Polygodial
- Names: IUPAC name Drim-7-ene-11,12-dial

Identifiers
- CAS Number: 6754-20-7;
- 3D model (JSmol): Interactive image;
- ChEMBL: ChEMBL254550;
- ChemSpider: 65414;
- PubChem CID: 72503;
- UNII: 5FAF7T66M7;
- CompTox Dashboard (EPA): DTXSID901027214 ;

Properties
- Chemical formula: C_{15}H_{22}O_{2}
- Molar mass: 234.339 g·mol^{−1}

= Polygodial =

Polygodial a is chemical compound found in dorrigo pepper, mountain pepper, horopito, canelo, paracress, water-pepper, and Dendrodoris limbata. It is a drimane-type sesquiterpene dialdehyde with the chemical formula C_{15}H_{22}O_{2}.

Polygodial elicits a warm and pungent flavour. The compound activates the TRPA1 pain receptor in nerve endings in the mouth that mediate the sensation of pungency.

== Biological activity ==
The in vitro biological activity of polygodial has been reported in the scientific literature to include antifungal and antimicrobial activities, antihyperalgesia, potent attachment-inhibitory activity, insect antifeedant activity, antinociception, vasorelaxing action in vessels of rabbit and guinea pig, anti-inflammatory and antiallergic activities.

Polygodial's primary antifungal action is as a nonionic surfactant, disrupting the lipid-protein interface of integral proteins nonspecifically, denaturing their functional conformation.

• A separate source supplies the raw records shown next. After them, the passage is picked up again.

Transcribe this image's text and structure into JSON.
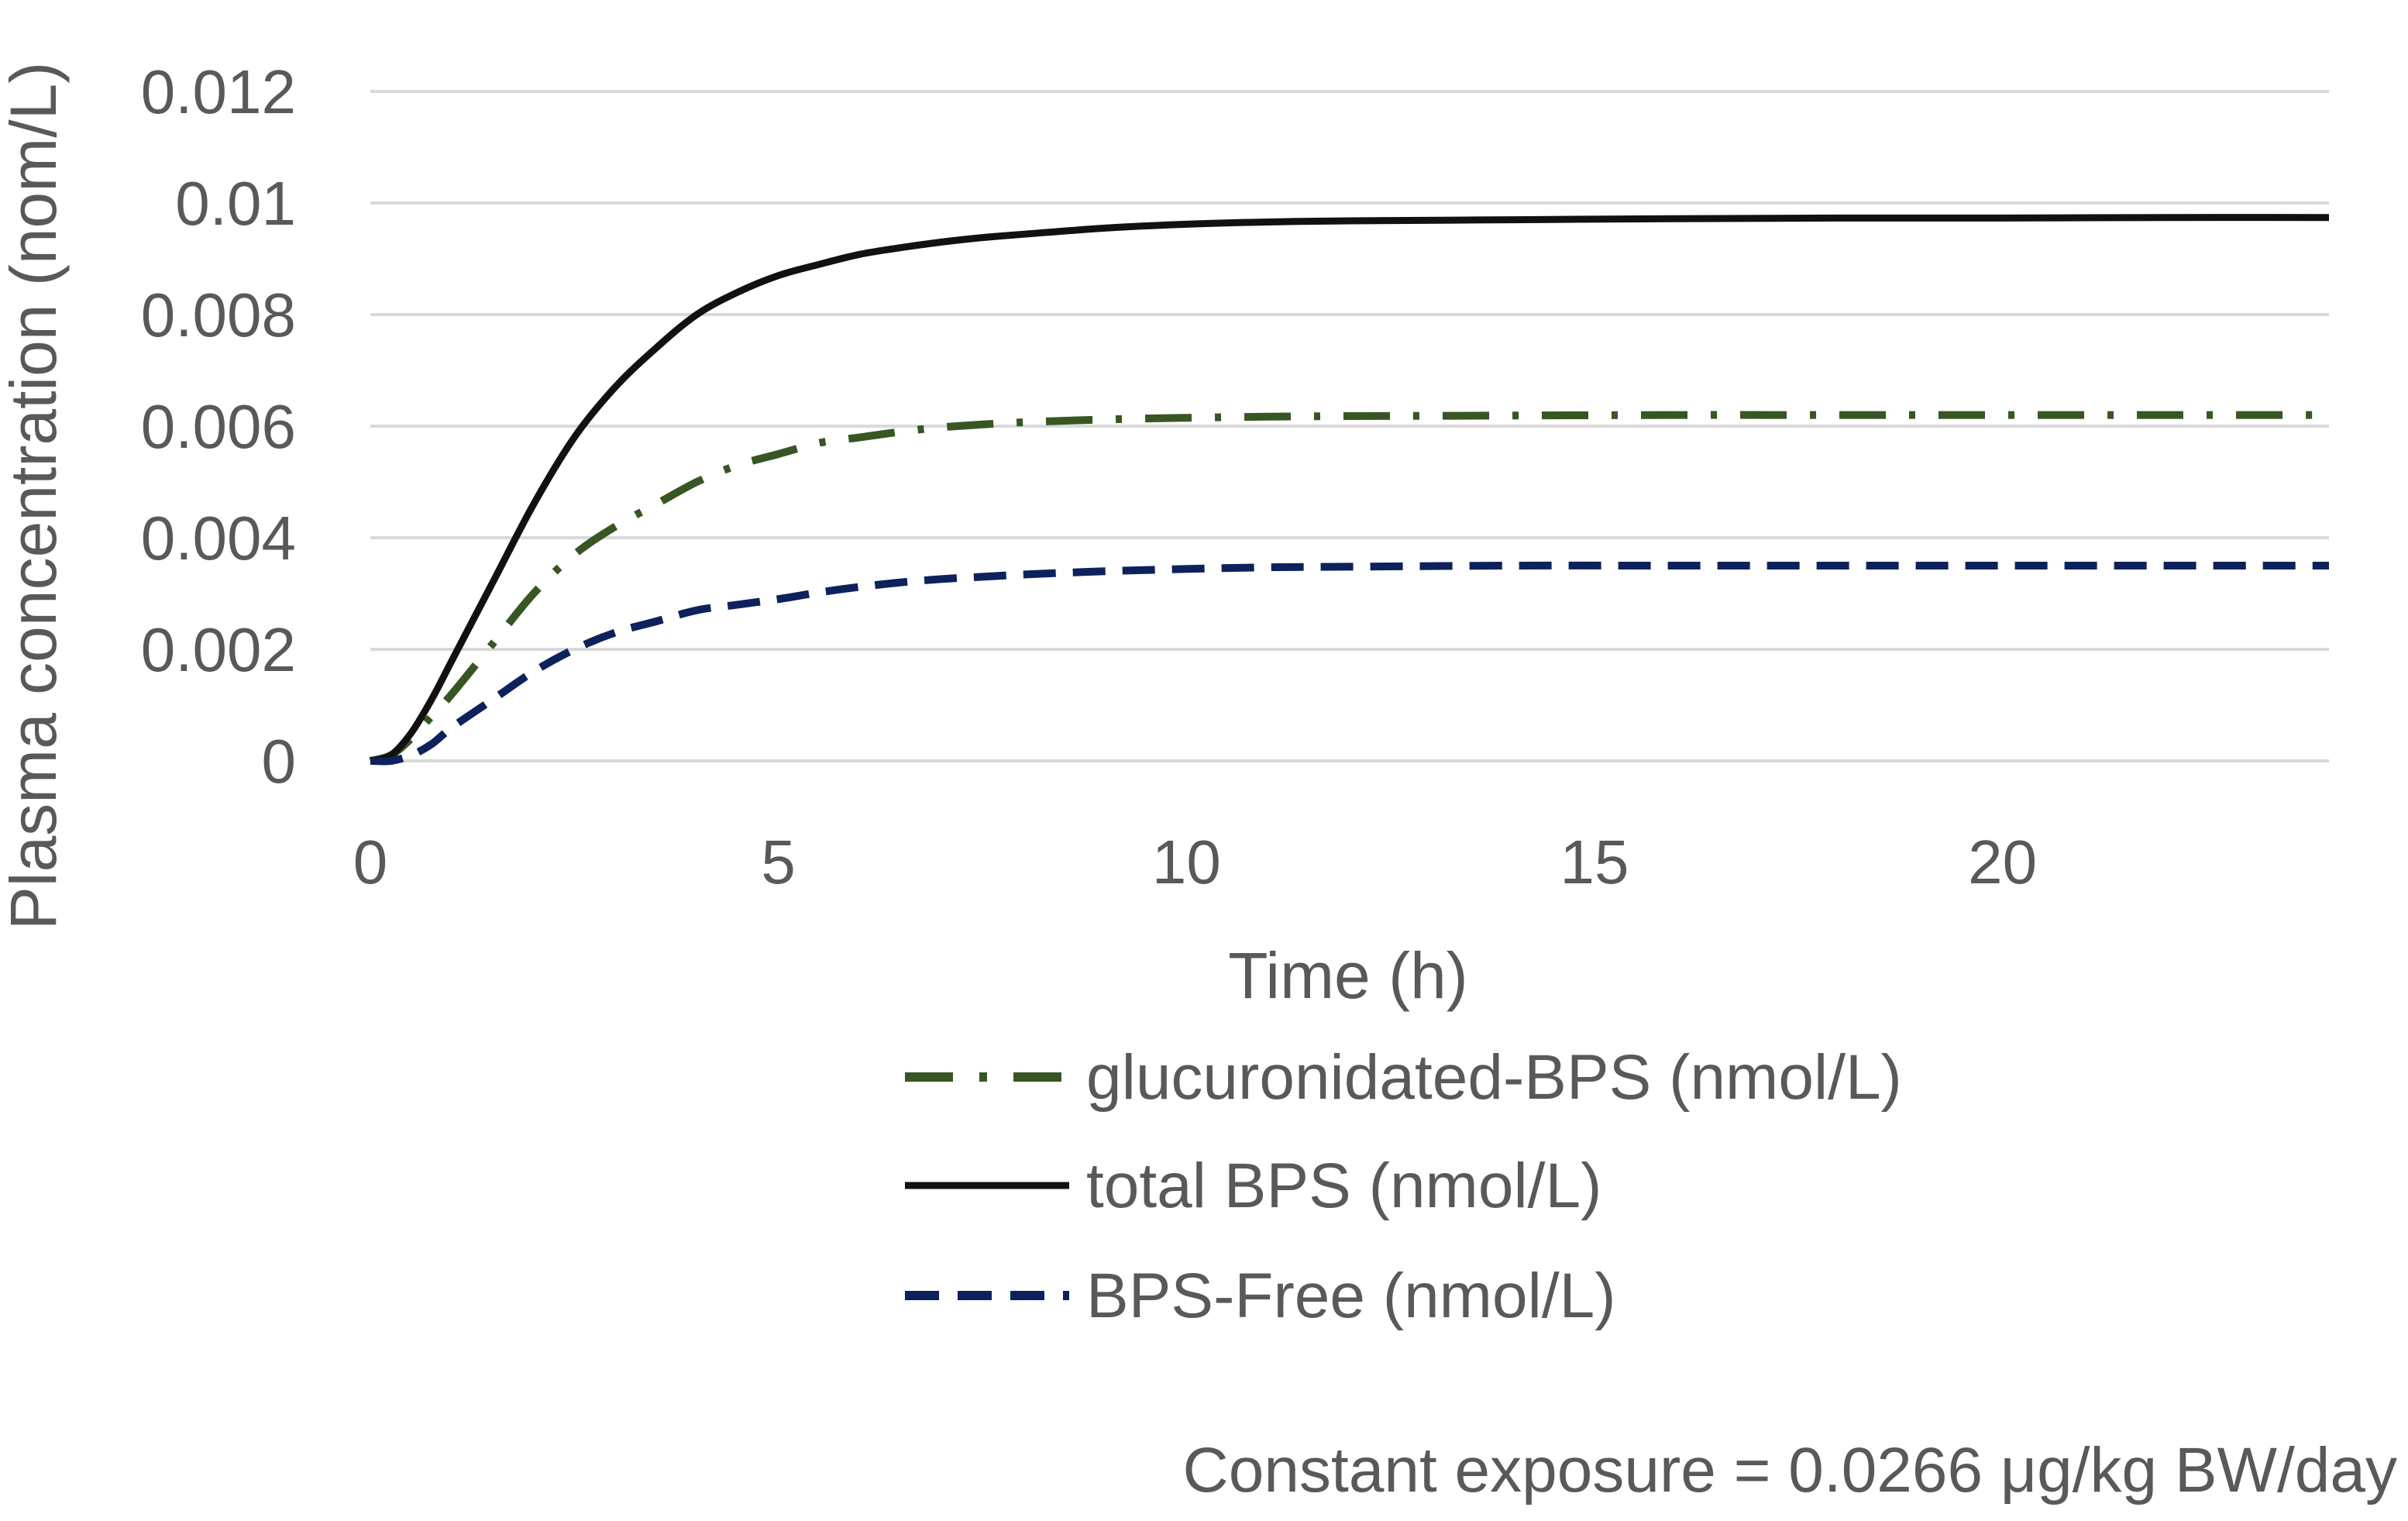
{
  "chart_data": {
    "type": "line",
    "title": "",
    "xlabel": "Time (h)",
    "ylabel": "Plasma concentration (nom/L)",
    "xlim": [
      0,
      24
    ],
    "ylim": [
      0,
      0.012
    ],
    "xticks": [
      0,
      5,
      10,
      15,
      20
    ],
    "xtick_labels": [
      "0",
      "5",
      "10",
      "15",
      "20"
    ],
    "yticks": [
      0,
      0.002,
      0.004,
      0.006,
      0.008,
      0.01,
      0.012
    ],
    "ytick_labels": [
      "0",
      "0.002",
      "0.004",
      "0.006",
      "0.008",
      "0.01",
      "0.012"
    ],
    "grid": true,
    "legend_position": "bottom-center",
    "x": [
      0,
      0.25,
      0.5,
      0.75,
      1,
      1.5,
      2,
      2.5,
      3,
      3.5,
      4,
      4.5,
      5,
      5.5,
      6,
      6.5,
      7,
      7.5,
      8,
      9,
      10,
      11,
      12,
      14,
      16,
      18,
      20,
      22,
      24
    ],
    "series": [
      {
        "name": "glucuronidated-BPS (nmol/L)",
        "color": "#375623",
        "dash": "dash-dot",
        "values": [
          0,
          0.0001,
          0.0004,
          0.0008,
          0.0012,
          0.0021,
          0.003,
          0.0037,
          0.0042,
          0.0046,
          0.005,
          0.0053,
          0.0055,
          0.0057,
          0.0058,
          0.0059,
          0.00598,
          0.00603,
          0.00607,
          0.00612,
          0.00615,
          0.00617,
          0.00618,
          0.00619,
          0.0062,
          0.0062,
          0.0062,
          0.0062,
          0.0062
        ]
      },
      {
        "name": "total BPS  (nmol/L)",
        "color": "#111111",
        "dash": "solid",
        "values": [
          0,
          0.0001,
          0.0005,
          0.0011,
          0.0018,
          0.0032,
          0.0046,
          0.0058,
          0.0067,
          0.0074,
          0.008,
          0.0084,
          0.0087,
          0.0089,
          0.00908,
          0.0092,
          0.0093,
          0.00938,
          0.00944,
          0.00955,
          0.00962,
          0.00966,
          0.00968,
          0.0097,
          0.00972,
          0.00973,
          0.00973,
          0.00974,
          0.00974
        ]
      },
      {
        "name": "BPS-Free  (nmol/L)",
        "color": "#0D215C",
        "dash": "dashed",
        "values": [
          0,
          0,
          0.0001,
          0.0003,
          0.0006,
          0.0011,
          0.0016,
          0.002,
          0.0023,
          0.0025,
          0.0027,
          0.0028,
          0.0029,
          0.00302,
          0.00312,
          0.0032,
          0.00326,
          0.0033,
          0.00334,
          0.0034,
          0.00344,
          0.00347,
          0.00348,
          0.0035,
          0.0035,
          0.0035,
          0.0035,
          0.0035,
          0.0035
        ]
      }
    ],
    "annotation": "Constant exposure = 0.0266 μg/kg BW/day"
  }
}
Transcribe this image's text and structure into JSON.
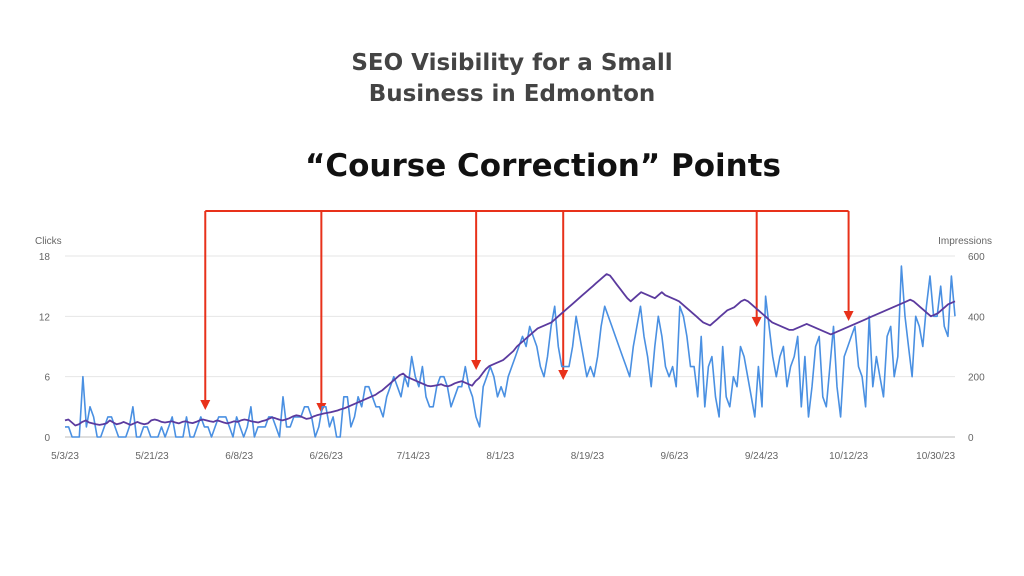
{
  "title_line1": "SEO Visibility for a Small",
  "title_line2": "Business in Edmonton",
  "subtitle": "“Course Correction” Points",
  "colors": {
    "clicks": "#4a90e2",
    "impressions": "#5b3a9e",
    "arrows": "#e8311a",
    "grid": "#e6e6e6",
    "axis_text": "#666666"
  },
  "chart_data": {
    "type": "line",
    "title": "",
    "y_left_label": "Clicks",
    "y_right_label": "Impressions",
    "y_left_ticks": [
      0,
      6,
      12,
      18
    ],
    "y_right_ticks": [
      0,
      200,
      400,
      600
    ],
    "ylim_left": [
      0,
      18
    ],
    "ylim_right": [
      0,
      600
    ],
    "x_tick_labels": [
      "5/3/23",
      "5/21/23",
      "6/8/23",
      "6/26/23",
      "7/14/23",
      "8/1/23",
      "8/19/23",
      "9/6/23",
      "9/24/23",
      "10/12/23",
      "10/30/23"
    ],
    "x_start": "5/3/23",
    "x_end": "11/3/23",
    "series": [
      {
        "name": "Clicks",
        "axis": "left",
        "values": [
          1,
          1,
          0,
          0,
          0,
          6,
          1,
          3,
          2,
          0,
          0,
          1,
          2,
          2,
          1,
          0,
          0,
          0,
          1,
          3,
          0,
          0,
          1,
          1,
          0,
          0,
          0,
          1,
          0,
          1,
          2,
          0,
          0,
          0,
          2,
          0,
          0,
          1,
          2,
          1,
          1,
          0,
          1,
          2,
          2,
          2,
          1,
          0,
          2,
          1,
          0,
          1,
          3,
          0,
          1,
          1,
          1,
          2,
          2,
          1,
          0,
          4,
          1,
          1,
          2,
          2,
          2,
          3,
          3,
          2,
          0,
          1,
          3,
          3,
          1,
          2,
          0,
          0,
          4,
          4,
          1,
          2,
          4,
          3,
          5,
          5,
          4,
          3,
          3,
          2,
          4,
          5,
          6,
          5,
          4,
          6,
          5,
          8,
          6,
          5,
          7,
          4,
          3,
          3,
          5,
          6,
          6,
          5,
          3,
          4,
          5,
          5,
          7,
          5,
          4,
          2,
          1,
          5,
          6,
          7,
          6,
          4,
          5,
          4,
          6,
          7,
          8,
          9,
          10,
          9,
          11,
          10,
          9,
          7,
          6,
          8,
          11,
          13,
          9,
          7,
          7,
          7,
          9,
          12,
          10,
          8,
          6,
          7,
          6,
          8,
          11,
          13,
          12,
          11,
          10,
          9,
          8,
          7,
          6,
          9,
          11,
          13,
          10,
          8,
          5,
          9,
          12,
          10,
          7,
          6,
          7,
          5,
          13,
          12,
          10,
          7,
          7,
          4,
          10,
          3,
          7,
          8,
          4,
          2,
          9,
          4,
          3,
          6,
          5,
          9,
          8,
          6,
          4,
          2,
          7,
          3,
          14,
          11,
          8,
          6,
          8,
          9,
          5,
          7,
          8,
          10,
          3,
          8,
          2,
          5,
          9,
          10,
          4,
          3,
          7,
          11,
          5,
          2,
          8,
          9,
          10,
          11,
          7,
          6,
          3,
          12,
          5,
          8,
          6,
          4,
          10,
          11,
          6,
          8,
          17,
          12,
          9,
          6,
          12,
          11,
          9,
          13,
          16,
          12,
          12,
          15,
          11,
          10,
          16,
          12
        ]
      },
      {
        "name": "Impressions",
        "axis": "right",
        "values": [
          55,
          58,
          48,
          38,
          42,
          50,
          55,
          48,
          45,
          42,
          40,
          42,
          45,
          55,
          48,
          42,
          45,
          50,
          45,
          40,
          45,
          50,
          45,
          42,
          45,
          55,
          58,
          55,
          50,
          48,
          50,
          52,
          48,
          45,
          50,
          52,
          48,
          46,
          50,
          55,
          58,
          55,
          52,
          50,
          55,
          52,
          48,
          45,
          48,
          52,
          50,
          55,
          58,
          56,
          52,
          50,
          48,
          52,
          55,
          60,
          65,
          62,
          58,
          55,
          58,
          62,
          68,
          72,
          70,
          65,
          60,
          62,
          68,
          72,
          75,
          78,
          80,
          82,
          85,
          88,
          92,
          95,
          100,
          105,
          110,
          115,
          120,
          125,
          130,
          135,
          140,
          148,
          155,
          165,
          175,
          185,
          195,
          205,
          210,
          200,
          195,
          190,
          185,
          180,
          175,
          170,
          168,
          170,
          172,
          175,
          170,
          168,
          172,
          178,
          182,
          185,
          180,
          175,
          170,
          185,
          195,
          210,
          225,
          235,
          240,
          245,
          250,
          255,
          265,
          275,
          285,
          300,
          310,
          320,
          330,
          340,
          350,
          360,
          365,
          370,
          375,
          380,
          390,
          400,
          410,
          420,
          430,
          440,
          450,
          460,
          470,
          480,
          490,
          500,
          510,
          520,
          530,
          540,
          535,
          520,
          505,
          490,
          475,
          460,
          450,
          460,
          470,
          480,
          475,
          470,
          465,
          460,
          470,
          480,
          470,
          465,
          460,
          455,
          450,
          440,
          430,
          420,
          410,
          400,
          390,
          380,
          375,
          370,
          380,
          390,
          400,
          410,
          420,
          425,
          430,
          440,
          450,
          455,
          450,
          440,
          430,
          420,
          410,
          400,
          390,
          380,
          375,
          370,
          365,
          360,
          355,
          355,
          360,
          365,
          370,
          375,
          370,
          365,
          360,
          355,
          350,
          345,
          340,
          345,
          350,
          355,
          360,
          365,
          370,
          375,
          380,
          385,
          390,
          395,
          400,
          405,
          410,
          415,
          420,
          425,
          430,
          435,
          440,
          445,
          450,
          455,
          450,
          440,
          430,
          420,
          410,
          400,
          405,
          410,
          420,
          430,
          440,
          445,
          450
        ]
      }
    ],
    "annotations": {
      "type": "course-correction-arrows",
      "x_dates": [
        "6/1/23",
        "6/25/23",
        "7/27/23",
        "8/14/23",
        "9/23/23",
        "10/12/23"
      ]
    }
  }
}
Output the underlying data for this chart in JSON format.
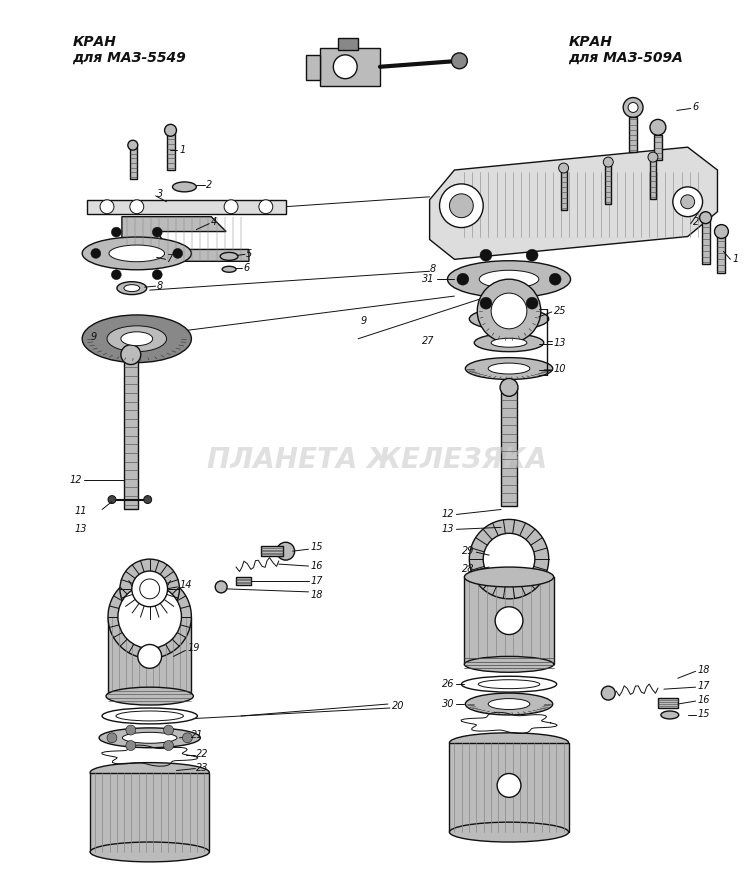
{
  "title_left": "КРАН\nдля МАЗ-5549",
  "title_right": "КРАН\nдля МАЗ-509А",
  "watermark": "ПЛАНЕТА ЖЕЛЕЗЯКА",
  "bg_color": "#ffffff",
  "fig_width": 7.54,
  "fig_height": 8.81,
  "dpi": 100
}
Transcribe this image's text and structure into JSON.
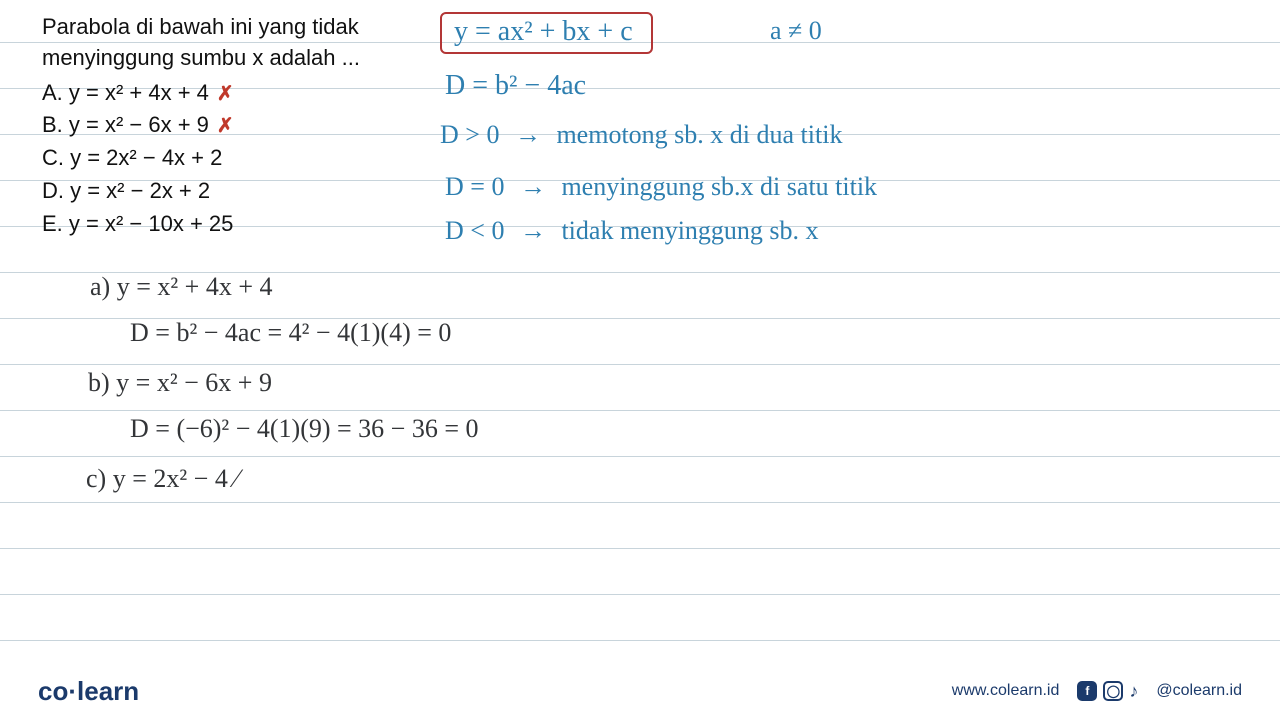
{
  "colors": {
    "ruled_line": "#c8d4db",
    "text": "#111111",
    "handwriting": "#2e7fb0",
    "handwriting_dark": "#333538",
    "box_border": "#b33636",
    "brand": "#1b3a6b",
    "red_mark": "#c0392b"
  },
  "ruled_lines_y": [
    42,
    88,
    134,
    180,
    226,
    272,
    318,
    364,
    410,
    456,
    502,
    548,
    594,
    640
  ],
  "question": {
    "prompt_line1": "Parabola di bawah ini yang tidak",
    "prompt_line2": "menyinggung sumbu x adalah ...",
    "options": [
      {
        "label": "A. y = x² + 4x + 4",
        "marked_wrong": true
      },
      {
        "label": "B. y = x² − 6x + 9",
        "marked_wrong": true
      },
      {
        "label": "C. y = 2x² − 4x + 2",
        "marked_wrong": false
      },
      {
        "label": "D. y = x² − 2x + 2",
        "marked_wrong": false
      },
      {
        "label": "E. y = x² − 10x + 25",
        "marked_wrong": false
      }
    ]
  },
  "boxed_formula": "y = ax² + bx + c",
  "condition_a": "a ≠ 0",
  "discriminant": "D = b² − 4ac",
  "d_pos_left": "D > 0",
  "d_pos_right": "memotong sb. x di dua titik",
  "d_zero_left": "D = 0",
  "d_zero_right": "menyinggung sb.x di satu titik",
  "d_neg_left": "D < 0",
  "d_neg_right": "tidak menyinggung sb. x",
  "work": {
    "a1": "a)   y = x² + 4x + 4",
    "a2": "D = b² − 4ac  =  4² − 4(1)(4)  = 0",
    "b1": "b)   y = x² − 6x + 9",
    "b2": "D = (−6)² − 4(1)(9)  =  36 − 36  =  0",
    "c1": "c)   y = 2x² − 4 ⁄"
  },
  "footer": {
    "logo_co": "co",
    "logo_sep": "·",
    "logo_learn": "learn",
    "url": "www.colearn.id",
    "handle": "@colearn.id"
  }
}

It is also likely that polygodial permeates by passive diffusion across the plasma membrane, and once inside the cells may react with a variety of intracellular compounds.

It is also an insecticide with antifeedant properties, which causes insects to starve.

Polygodial is produced for chemical defense by Doridoidea (dorid nudibranchs), a superfamily of shell-less sea slugs. Polygodial was found to activate chemotactile receptors in the tentacles of cephalopods (octopus, squid) that prey on sea slugs, triggering avoidance behavior.